Alors, je sais, les foodistes et les journalistes spécialisés en tendances, en assiettes instagrammées et en communiqués de presse vont me regarder avec un air mi-rigolard, mi condescendant: "le type qui ose parler de bomba, de riz espagnol"…
Car quand tu te piques d'être gastronome, au sens péjoratif, snob du terme, il importe d'avoir des certitudes. Ou en tout cas des préjugés, des avis définitifs surtout pas fondés sur l'expérience. De préférence sur des sujets que tu ne maîtrises pas.
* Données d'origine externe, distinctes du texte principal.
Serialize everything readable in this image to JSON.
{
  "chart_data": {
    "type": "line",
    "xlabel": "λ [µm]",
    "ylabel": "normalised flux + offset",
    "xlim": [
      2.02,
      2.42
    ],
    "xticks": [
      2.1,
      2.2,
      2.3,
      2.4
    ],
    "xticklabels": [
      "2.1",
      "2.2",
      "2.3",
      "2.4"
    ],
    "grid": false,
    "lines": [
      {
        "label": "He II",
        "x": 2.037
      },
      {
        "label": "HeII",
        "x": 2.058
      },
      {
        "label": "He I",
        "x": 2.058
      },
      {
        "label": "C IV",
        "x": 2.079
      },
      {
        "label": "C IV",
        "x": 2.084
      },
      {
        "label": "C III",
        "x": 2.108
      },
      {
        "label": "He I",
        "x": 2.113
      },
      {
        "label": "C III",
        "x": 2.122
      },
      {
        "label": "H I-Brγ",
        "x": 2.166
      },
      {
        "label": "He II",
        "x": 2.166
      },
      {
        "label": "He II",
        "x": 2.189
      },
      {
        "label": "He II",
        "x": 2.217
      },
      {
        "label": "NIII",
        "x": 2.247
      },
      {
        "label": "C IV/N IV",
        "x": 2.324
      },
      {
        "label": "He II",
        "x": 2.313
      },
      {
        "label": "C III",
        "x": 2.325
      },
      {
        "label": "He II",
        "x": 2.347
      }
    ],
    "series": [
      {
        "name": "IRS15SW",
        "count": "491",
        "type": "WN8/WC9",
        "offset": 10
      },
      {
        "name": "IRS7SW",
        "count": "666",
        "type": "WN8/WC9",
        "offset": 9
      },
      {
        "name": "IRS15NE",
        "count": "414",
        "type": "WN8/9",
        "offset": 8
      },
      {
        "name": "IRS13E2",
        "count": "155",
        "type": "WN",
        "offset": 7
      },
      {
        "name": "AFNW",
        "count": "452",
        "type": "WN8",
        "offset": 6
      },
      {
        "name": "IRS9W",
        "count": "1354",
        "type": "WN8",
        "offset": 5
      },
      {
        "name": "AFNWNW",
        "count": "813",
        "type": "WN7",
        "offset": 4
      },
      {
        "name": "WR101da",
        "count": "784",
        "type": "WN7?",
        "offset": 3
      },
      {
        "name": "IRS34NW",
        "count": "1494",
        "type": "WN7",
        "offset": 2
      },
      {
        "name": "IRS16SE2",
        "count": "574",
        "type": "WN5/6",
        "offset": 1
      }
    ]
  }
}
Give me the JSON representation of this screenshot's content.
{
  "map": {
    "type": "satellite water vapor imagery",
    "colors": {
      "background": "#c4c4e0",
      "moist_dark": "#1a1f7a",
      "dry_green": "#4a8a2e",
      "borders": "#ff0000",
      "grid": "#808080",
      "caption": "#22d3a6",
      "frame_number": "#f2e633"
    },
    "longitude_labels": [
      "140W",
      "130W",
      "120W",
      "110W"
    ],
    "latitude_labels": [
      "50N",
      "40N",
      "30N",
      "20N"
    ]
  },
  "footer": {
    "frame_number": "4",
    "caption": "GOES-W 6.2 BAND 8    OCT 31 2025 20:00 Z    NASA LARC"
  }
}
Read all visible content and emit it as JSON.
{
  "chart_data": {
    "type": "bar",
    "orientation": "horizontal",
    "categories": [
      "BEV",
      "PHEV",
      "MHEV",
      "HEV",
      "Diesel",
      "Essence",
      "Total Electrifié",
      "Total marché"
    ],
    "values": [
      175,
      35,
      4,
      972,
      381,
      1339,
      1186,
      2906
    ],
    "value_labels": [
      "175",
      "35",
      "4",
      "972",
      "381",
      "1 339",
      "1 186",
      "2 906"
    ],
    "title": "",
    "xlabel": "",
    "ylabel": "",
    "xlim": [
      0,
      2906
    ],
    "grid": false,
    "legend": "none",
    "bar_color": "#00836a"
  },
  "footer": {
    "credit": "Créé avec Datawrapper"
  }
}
Car un peu comme dans le Mondovino ou la fringue, on est dans l'univers des marques et des modes. Il y a ce que l'on doit manger, boire, porter au bon moment. Et bien sûr l'acheter (et de préférence être vu en train de l'acheter) au bon endroit.
L'épithète "bon" revêt ici toute son importance. Il prend ici la même valeur que dans cette odieuse expression qu'assénaient les belle-mères d'antan, le "bon goût", sorte de continent imaginaire aux frontières floues mais étanches dont le but évident, principal, était de castrer et d'aligner, d'uniformiser.


Le riz, par exemple (on pourrait aussi parler d'huile), "le riz, mon pauvre, ami, c'est forcément italien! L'espagnol est grossier!" vont asséner, dédaigneuses, les belle-mères du "bon goût" de la bouffe. Forcément. Du carnaroli (souvent parce que c'est la seule variété qu'elles connaissent…). Je reconnais d'ailleurs que moi aussi, avant de revenir au bomba d'Illa de Riu, j'ai bricolé avec ce riz à risotto quelques paellas et autres arroces negros, c'était bien, mais le retour aux fondamentaux m'a convaincu, je pense m'être égaré. L'Èbre, tranquillement, puissamment, m'a ramené à la raison.



* Pep, vous savez, le restaurateur de Manresa. Je parlais de lui ici.
** Et peut-être aussi le terrifiant souvenir, les fantômes momifiés du camping de Los Alfaques comme l'on appelait à l'époque, avant la "normalisation linguistique". À la suite de l'accident d'un camion de gaz, de propylène, une vague de feu avait tué deux cent dix-sept personnes, principalement des vacanciers le 11 juillet 1978, carbonisant les installations et la plage attenante.